77. What are the three levels of backup may be used in database recovery
management.
Database recovery restore database from a given state usually inconsistent to
previously consistent state, recovery techniques are based on atomic transaction property.
DBMS provide functions that allow the database administrator to schedule automatic
database backups to permanent secondary storage device. The levels of backup are:
Differential Backup – in which, only the last modification to the database are copied.
Transaction Log Backup – which backup only the transaction log operations that are not
reflect in a previous backup copy on the database.
78. Explain about database failures. Or What are the leading causes of Data loss?
Or What are the events that cause a database In become non-operational?
A wide variety of failures can occur in processing a data base, ranging from the input
of an incorrect data value to complete loss or destruction of the data base.
1. Write-a-head log protocol – The transaction logs are always written before any
database data are actually updated.
2. Redundant Transaction Logs – DBMS keeps several copies of the transaction log
to ensure the physical disk failure problems.
3. Database Buffers – A buffer is a temporary storage area in primary memory used
to speed up disk operations and to improve processing time. DBMS software reads
the data from the disk and stores a copy on the buffer. When a transaction updates
data it actually updates in the buffer only.
4. Check point – A database checkpoint is an operation in which the DBMS writes all of
its update buffers to disk. Every checkpoint operation is registered in the transaction
log.
Transaction recovery procedures are generally two techniques deferred-write and write-
through.
A “deferred-write” or “deferred update” defines; the transaction operations do
not immediately update the physical database. Instead only the transaction log is updated.

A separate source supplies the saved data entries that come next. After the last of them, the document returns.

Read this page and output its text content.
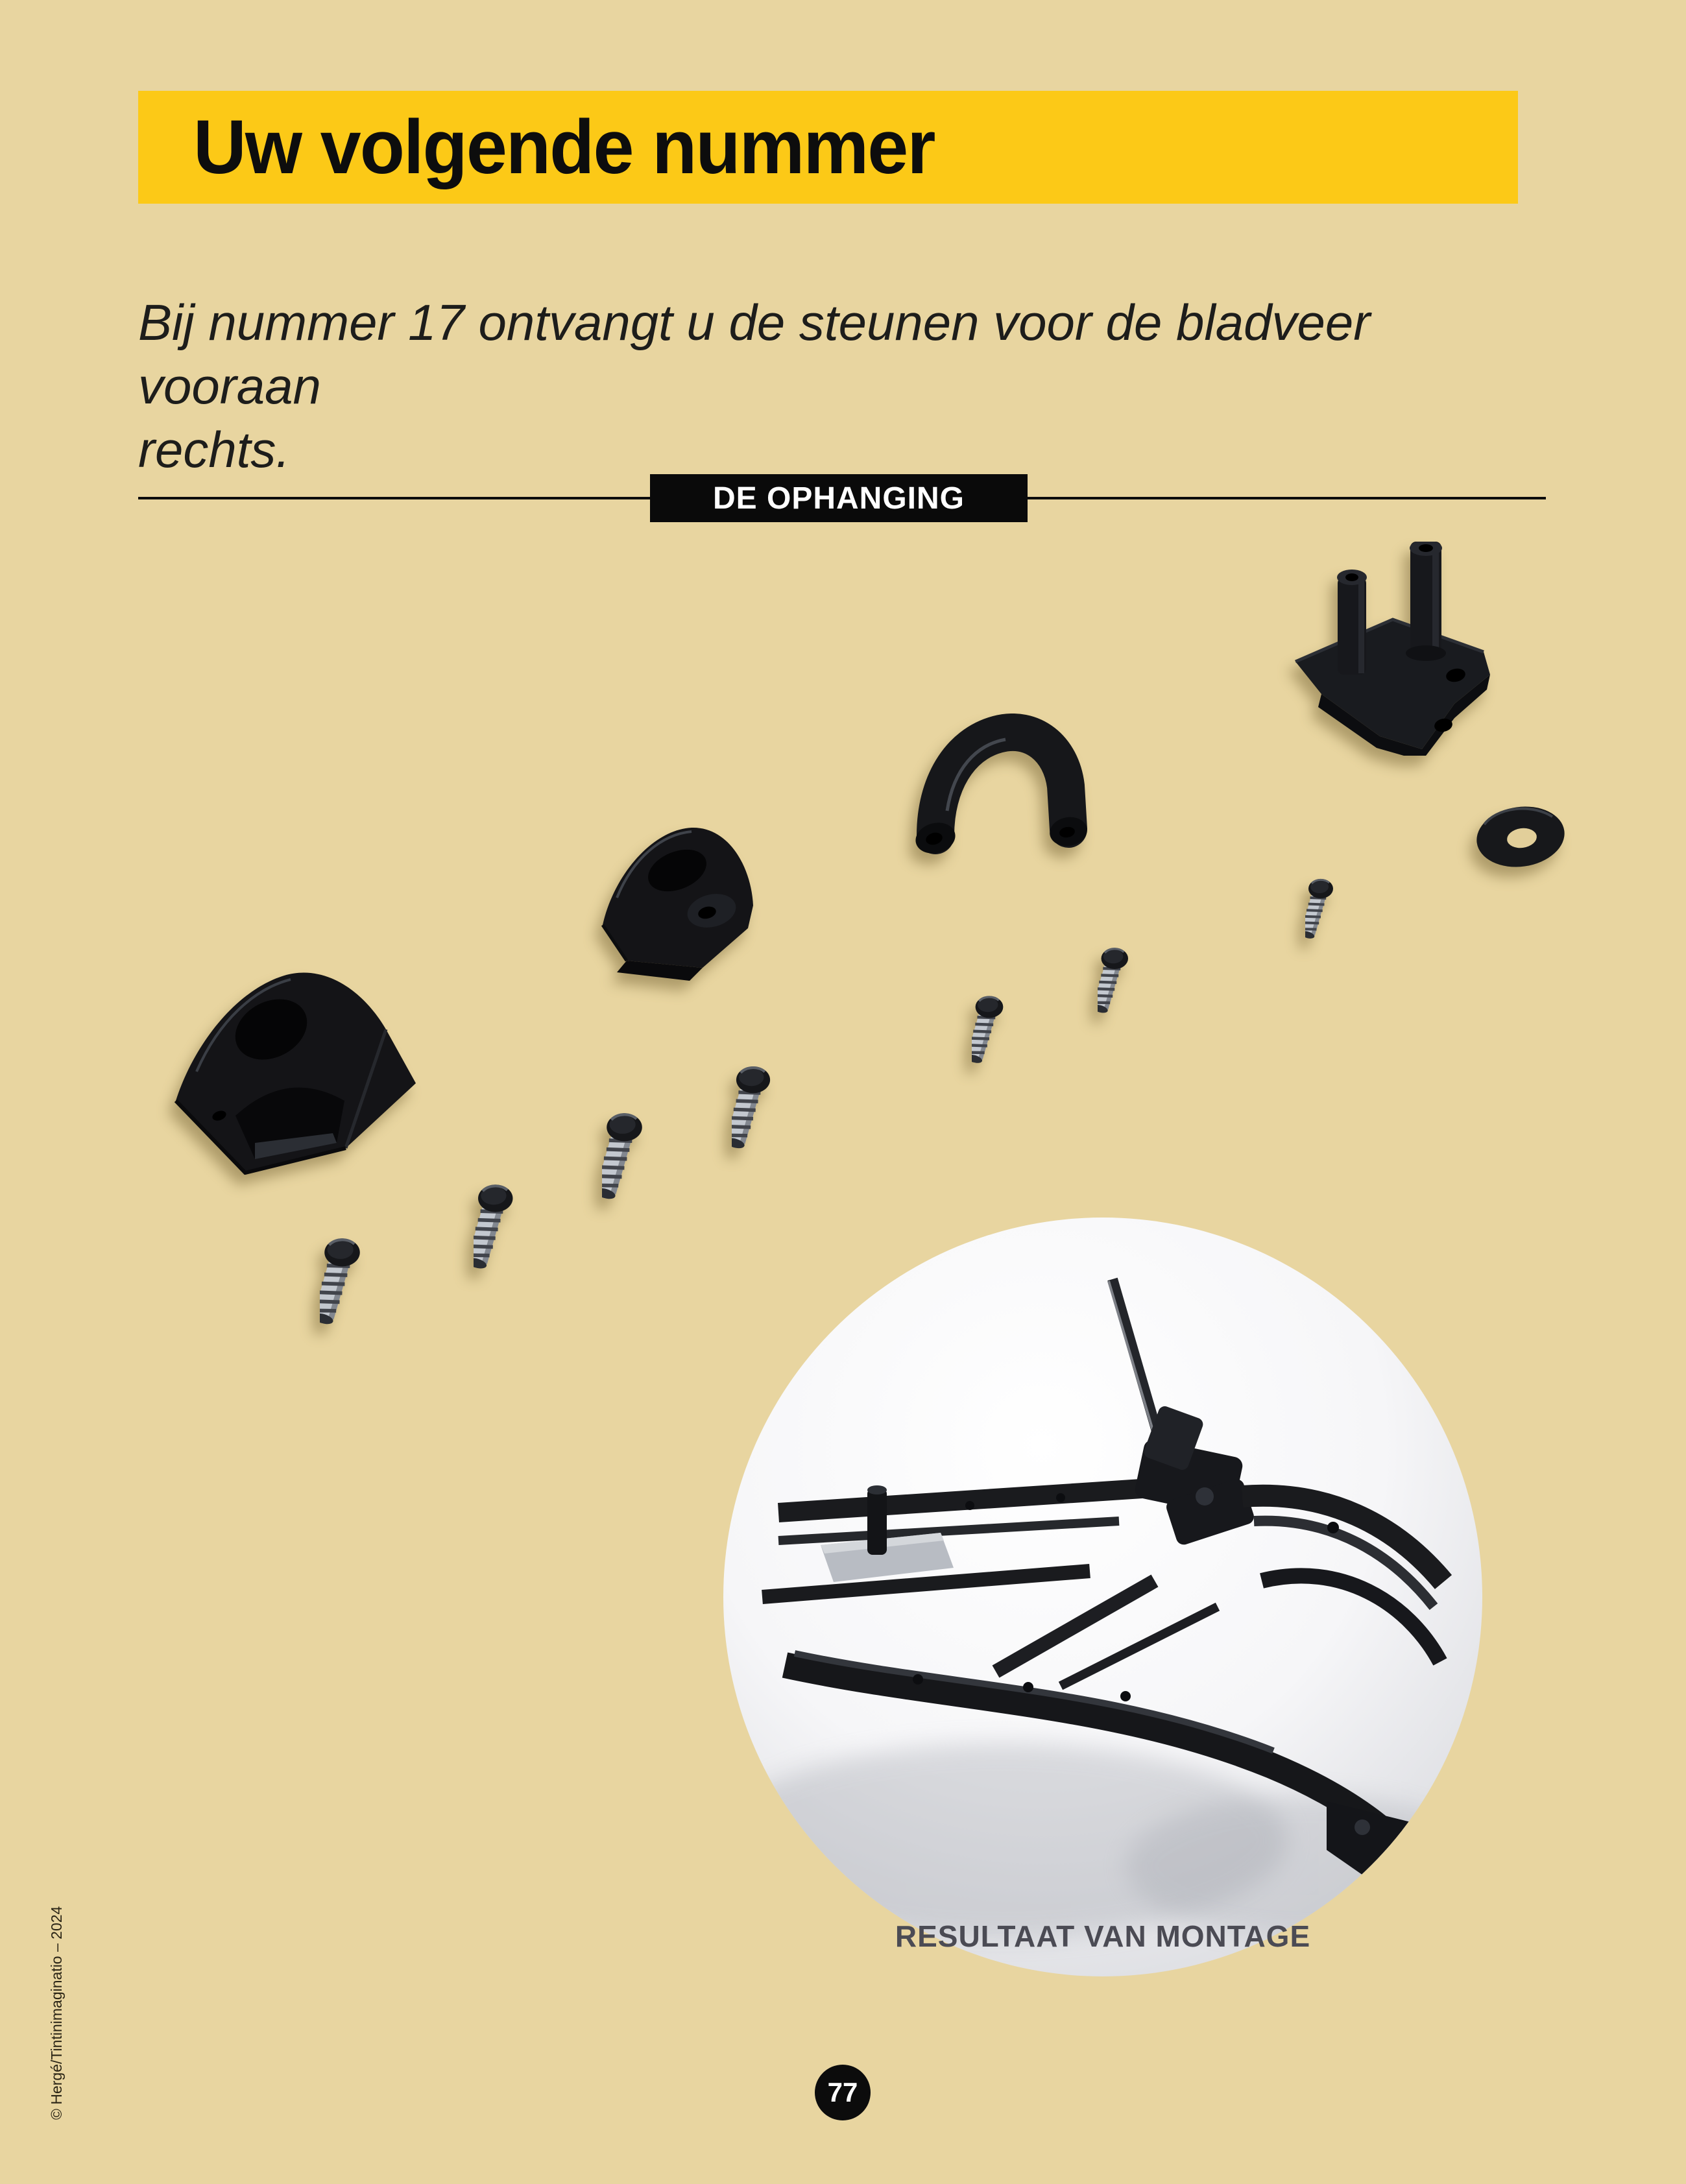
Uw volgende nummer
Bij nummer 17 ontvangt u de steunen voor de bladveer vooraan
rechts.
DE OPHANGING
RESULTAAT VAN MONTAGE
77
© Hergé/Tintinimaginatio – 2024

The database is physically updated only after the transaction reaches the commit point. If
the transaction aborts before it reaches to commit point, no changes need to be made to
the database since database never updated. The recovery process for all started and
committed transactions will follow these steps.
1. Identify the last checkpoint in the transaction log. This is the last transaction data
was physically saved to disk.
2. For a transaction that started and committed before the last checkpoint, nothing
needs to be done because the data are already saved.

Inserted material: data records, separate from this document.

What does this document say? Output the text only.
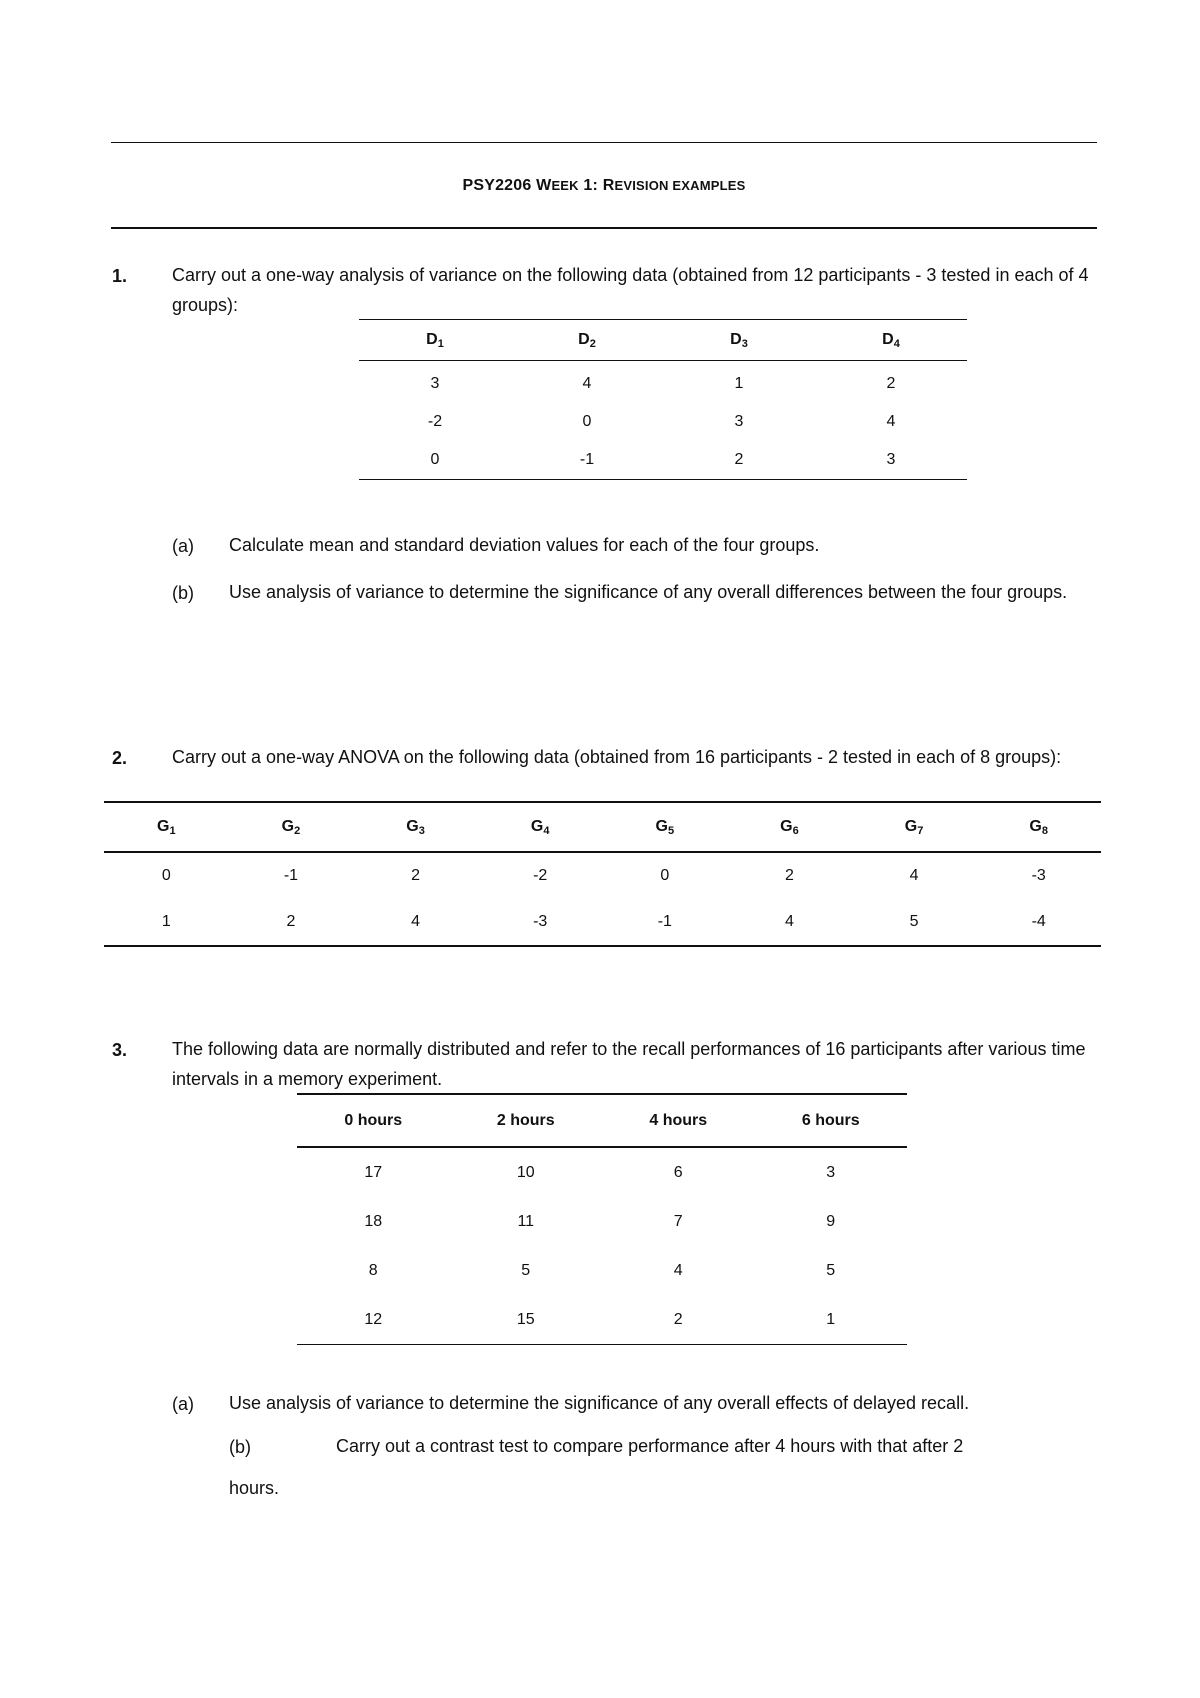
PSY2206 WEEK 1: REVISION EXAMPLES
1. Carry out a one-way analysis of variance on the following data (obtained from 12 participants - 3 tested in each of 4 groups):
$D_1$	$D_2$	$D_3$	$D_4$
3	4	1	2
-2	0	3	4
0	-1	2	3
(a) Calculate mean and standard deviation values for each of the four groups.
(b) Use analysis of variance to determine the significance of any overall differences between the four groups.
2. Carry out a one-way ANOVA on the following data (obtained from 16 participants - 2 tested in each of 8 groups):
$G_1$	$G_2$	$G_3$	$G_4$	$G_5$	$G_6$	$G_7$	$G_8$
0	-1	2	-2	0	2	4	-3
1	2	4	-3	-1	4	5	-4
3. The following data are normally distributed and refer to the recall performances of 16 participants after various time intervals in a memory experiment.
0 hours	2 hours	4 hours	6 hours
17	10	6	3
18	11	7	9
8	5	4	5
12	15	2	1
(a) Use analysis of variance to determine the significance of any overall effects of delayed recall.
(b)	Carry out a contrast test to compare performance after 4 hours with that after 2
hours.
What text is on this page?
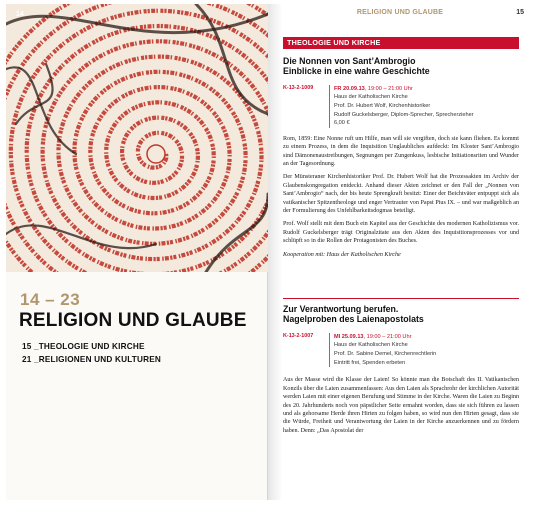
14
14 – 23
RELIGION UND GLAUBE
15 _THEOLOGIE UND KIRCHE
21 _RELIGIONEN UND KULTUREN
RELIGION UND GLAUBE	15
THEOLOGIE UND KIRCHE
Die Nonnen von Sant’Ambrogio
Einblicke in eine wahre Geschichte
K-13-2-1009	FR 20.09.13, 19:00 – 21:00 Uhr
Haus der Katholischen Kirche
Prof. Dr. Hubert Wolf, Kirchenhistoriker
Rudolf Guckelsberger, Diplom-Sprecher, Sprecherzieher
6,00 €

Rom, 1859: Eine Nonne ruft um Hilfe, man will sie vergiften, doch sie kann fliehen. Es kommt zu einem Prozess, in dem die Inquisition Unglaubliches aufdeckt: Im Kloster Sant’Ambrogio sind Dämonenaustreibungen, Segnungen per Zungenkuss, lesbische Initiationsriten und Wunder an der Tagesordnung.

Der Münsteraner Kirchenhistoriker Prof. Dr. Hubert Wolf hat die Prozessakten im Archiv der Glaubenskongregation entdeckt. Anhand dieser Akten zeichnet er den Fall der „Nonnen von Sant’Ambrogio“ nach, der bis heute Sprengkraft besitzt: Einer der Beichtväter entpuppt sich als vatikanischer Spitzentheologe und enger Vertrauter von Papst Pius IX. – und war maßgeblich an der Formulierung des Unfehlbarkeitsdogmas beteiligt.

Prof. Wolf stellt mit dem Buch ein Kapitel aus der Geschichte des modernen Katholizismus vor. Rudolf Guckelsberger trägt Originalzitate aus den Akten des Inquisitionsprozesses vor und schlüpft so in die Rollen der Protagonisten des Buches.

Kooperation mit: Haus der Katholischen Kirche

Zur Verantwortung berufen.
Nagelproben des Laienapostolats
K-13-2-1007	MI 25.09.13, 19:00 – 21:00 Uhr
Haus der Katholischen Kirche
Prof. Dr. Sabine Demel, Kirchenrechtlerin
Eintritt frei, Spenden erbeten

Aus der Masse wird die Klasse der Laien! So könnte man die Botschaft des II. Vatikanischen Konzils über die Laien zusammenfassen: Aus den Laien als Sprachrohr der kirchlichen Autorität werden Laien mit einer eigenen Berufung und Stimme in der Kirche. Waren die Laien zu Beginn des 20. Jahrhunderts noch von päpstlicher Seite ermahnt worden, dass sie sich führen zu lassen und als gehorsame Herde ihren Hirten zu folgen haben, so wird nun den Hirten gesagt, dass sie die Würde, Freiheit und Verantwortung der Laien in der Kirche anzuerkennen und zu fördern haben. Denn: „Das Apostolat der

3. For a transaction that performed a commit operation after the checkpoint, the DBMS
uses the transaction log records to redo the transaction and to update the database.
4. For any transaction that had a rollback operation after the last checkpoint or that
was left active before the failure occurred, nothing needs to be done because the
database was never updated.
When the recovery procedure uses “write-through” or “immediate update”, the
database is immediately updated by transaction operations during the transaction
execution, even the transaction reaches its commit point. If the transaction aborts before it
reaches its commit point, a rollback operation need to perform to restore the database.